X_test (np.ndarray): Test set features.
alpha (float): P-value threshold for statistical significance (default=0.05).
method (str): Method to detect outliers ("IQR" or "Z-Score").
Returns:
dict: Dictionary with test results and interpretation for each feature.
"""
results = {}
for feature_idx in range(X_train.shape[1]):
train_feature = X_train[:, feature_idx]
test_feature = X_test[:, feature_idx]
# Detect outliers
if method == "IQR":
q1_train, q3_train = np.percentile(train_feature, [25, 75])
q1_test, q3_test = np.percentile(test_feature, [25, 75])
iqr_train = q3_train - q1_train
iqr_test = q3_test - q1_test
train_outliers = ((train_feature < q1_train - 1.5 * iqr_train) |
(train_feature > q3_train + 1.5 * iqr_train)).sum()
test_outliers = ((test_feature < q1_test - 1.5 * iqr_test) |
(test_feature > q3_test + 1.5 * iqr_test)).sum()
elif method == "Z-Score":
z_train = (train_feature - train_feature.mean()) / train_feature.std()
z_test = (test_feature - test_feature.mean()) / test_feature.std()
train_outliers = (np.abs(z_train) > 3).sum()
test_outliers = (np.abs(z_test) > 3).sum()
else:
raise ValueError("Invalid method. Choose 'IQR' or 'Z-Score'.")
# Combine counts into an array
outlier_counts = np.array([train_outliers, test_outliers])
# Perform chi-square test
_, p_value = chisquare(outlier_counts)
# Interpret significance
significance = "significant" if p_value <= alpha else "not significant"
interpretation = (
"Train and test outlier distributions differ significantly."
if p_value <= alpha
else "No significant difference in outlier distributions."
)
# Store results
results[f"Feature {feature_idx}"] = {
"Train Outliers": train_outliers,
"Test Outliers": test_outliers,
"P-Value": p_value,
"Significance": significance,
"Interpretation": interpretation,
}
return results
# Demo Usage
if __name__ == "__main__":
# Generate synthetic data
np.random.seed(42)
X_train = np.random.normal(loc=0, scale=1, size=(100, 5))
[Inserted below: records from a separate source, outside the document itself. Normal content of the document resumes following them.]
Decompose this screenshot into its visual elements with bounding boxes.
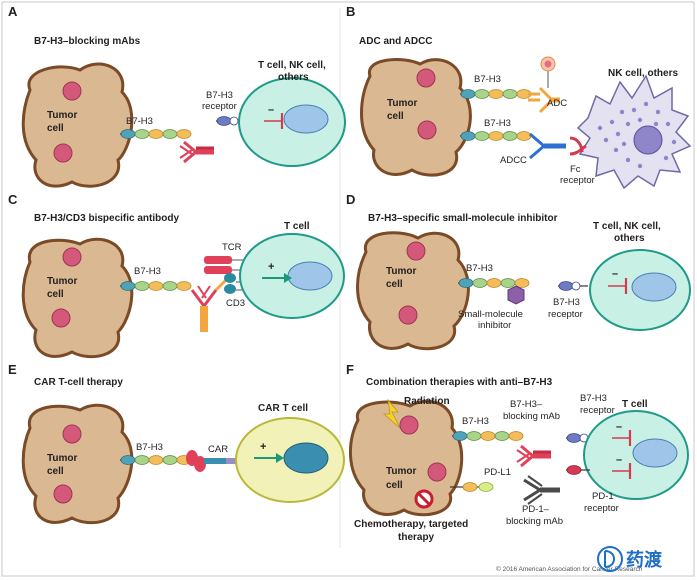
tumor-label-c-2: cell [47,289,64,300]
tcr-label: TCR [222,242,242,253]
tcell-label-c: T cell [284,221,310,232]
tumor-cell-d [356,231,470,351]
target-label-d-1: T cell, NK cell, [593,221,661,232]
receptor-label-f-2: receptor [580,405,615,416]
panel-title-f: Combination therapies with anti–B7-H3 [366,377,553,388]
tumor-label-b-1: Tumor [387,98,417,109]
pd1mab-label-2: blocking mAb [506,516,563,527]
sign-e: + [260,441,266,453]
tumor-label-a-1: Tumor [47,110,77,121]
inhibitor-label-1: Small-molecule [458,309,523,320]
fc-label-2: receptor [560,175,595,186]
adcc-antibody [529,132,566,160]
panel-f: F Combination therapies with anti–B7-H3 … [346,362,689,543]
pd1-antibody [523,475,560,505]
pd1-label-1: PD-1 [592,491,614,502]
tumor-label-a-2: cell [47,123,64,134]
b7h3-label-b-bottom: B7-H3 [484,118,511,129]
b7h3-label-d: B7-H3 [466,263,493,274]
pd1mab-label-1: PD-1– [522,504,550,515]
receptor-label-d-2: receptor [548,309,583,320]
bispecific-antibody [190,278,228,332]
b7h3-label-f: B7-H3 [462,416,489,427]
tumor-label-d-1: Tumor [386,266,416,277]
panel-letter-a: A [8,4,18,19]
sign-c: + [268,261,274,273]
watermark-text: 药渡 [626,549,663,570]
b7h3-label-b-top: B7-H3 [474,74,501,85]
pd1-receptor [566,465,590,475]
pd1-label-2: receptor [584,503,619,514]
b7h3-label-e: B7-H3 [136,442,163,453]
panel-a: A B7-H3–blocking mAbs Tumor cell B7-H3 B… [8,4,346,188]
sign-f-2: – [616,454,622,466]
mab-label-1: B7-H3– [510,399,543,410]
nk-label: NK cell, others [608,68,678,79]
receptor-label-a-1: B7-H3 [206,90,233,101]
tumor-label-e-2: cell [47,466,64,477]
target-label-a-1: T cell, NK cell, [258,60,326,71]
receptor-label-f-1: B7-H3 [580,393,607,404]
panel-title-e: CAR T-cell therapy [34,377,123,388]
sign-f-1: – [616,421,622,433]
panel-letter-c: C [8,192,18,207]
watermark-logo: 药渡 [597,546,663,572]
adc-label: ADC [547,98,567,109]
cart-label: CAR T cell [258,403,308,414]
small-molecule-inhibitor [507,285,525,305]
prohibit-icon [414,489,434,509]
cd3-label: CD3 [226,298,245,309]
inhibitor-label-2: inhibitor [478,320,511,331]
tumor-label-e-1: Tumor [47,453,77,464]
panel-c: C B7-H3/CD3 bispecific antibody Tumor ce… [8,192,345,359]
b7h3-label-c: B7-H3 [134,266,161,277]
car-label: CAR [208,444,228,455]
tumor-cell-e [21,403,134,525]
radiation-label: Radiation [404,396,450,407]
tcell-label-f: T cell [622,399,648,410]
panel-letter-b: B [346,4,355,19]
target-label-d-2: others [614,233,645,244]
sign-d: – [612,268,618,280]
tumor-cell-a [21,62,134,188]
fc-receptor [569,136,587,156]
tumor-cell-c [21,237,134,359]
panel-b: B ADC and ADCC Tumor cell B7-H3 B7-H3 AD… [346,4,692,190]
panel-letter-d: D [346,192,355,207]
fc-label-1: Fc [570,164,581,175]
tumor-label-d-2: cell [386,279,403,290]
adc-antibody [528,56,560,114]
panel-letter-f: F [346,362,354,377]
panel-e: E CAR T-cell therapy Tumor cell B7-H3 CA… [8,362,345,525]
panel-title-b: ADC and ADCC [359,36,433,47]
panel-title-c: B7-H3/CD3 bispecific antibody [34,213,179,224]
mab-label-2: blocking mAb [503,411,560,422]
tumor-label-c-1: Tumor [47,276,77,287]
tcr-molecule [204,256,248,274]
tumor-cell-b [360,58,472,177]
pdl1-label: PD-L1 [484,467,511,478]
panel-title-d: B7-H3–specific small-molecule inhibitor [368,213,558,224]
adcc-label: ADCC [500,155,527,166]
receptor-label-a-2: receptor [202,101,237,112]
nk-cell [576,74,692,190]
pdl1-molecule [450,482,494,492]
sign-a: – [268,104,274,116]
receptor-label-d-1: B7-H3 [553,297,580,308]
chemo-label-1: Chemotherapy, targeted [354,519,468,530]
tumor-cell-f [348,399,464,517]
target-label-a-2: others [278,72,309,83]
tumor-label-f-1: Tumor [386,466,416,477]
panel-letter-e: E [8,362,17,377]
panel-title-a: B7-H3–blocking mAbs [34,36,141,47]
tumor-label-b-2: cell [387,111,404,122]
chemo-label-2: therapy [398,532,435,543]
panel-d: D B7-H3–specific small-molecule inhibito… [346,192,691,351]
tumor-label-f-2: cell [386,480,403,491]
copyright-text: © 2016 American Association for Cancer R… [496,565,643,573]
b7h3-label-a: B7-H3 [126,116,153,127]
X_test = np.random.normal(loc=0.2, scale=1.2, size=(100, 5)) # Slightly shifted test set
# Perform the diagnostic test
results = univariate_outlier_distribution_test(X_train, X_test, alpha=0.05, method="IQR")
# Print results
print("Univariate Outlier Distribution Test Results:")
for feature, result in results.items():
print(f"{feature}:")
for key, value in result.items():
print(f" - {key}: {value}")
Example Output
/usr/local/lib/python3.12/site-packages/scipy/stats/_stats_py.py:7654: RuntimeWarning: invalid value encountered in divide
terms = (f_obs - f_exp)**2 / f_exp
Univariate Outlier Distribution Test Results:
Feature 0:
- Train Outliers: 0
- Test Outliers: 2
- P-Value: 0.15729920705028105
- Significance: not significant
- Interpretation: No significant difference in outlier distributions.
Feature 1:
- Train Outliers: 0
- Test Outliers: 0
- P-Value: nan
- Significance: not significant
- Interpretation: No significant difference in outlier distributions.
Feature 2:
- Train Outliers: 1
- Test Outliers: 3
- P-Value: 0.31731050786291115
- Significance: not significant
- Interpretation: No significant difference in outlier distributions.
Feature 3:
- Train Outliers: 1
- Test Outliers: 1
- P-Value: 1.0
- Significance: not significant
- Interpretation: No significant difference in outlier distributions.
Feature 4:
- Train Outliers: 1
- Test Outliers: 0
- P-Value: 0.31731050786291115
- Significance: not significant
- Interpretation: No significant difference in outlier distributions.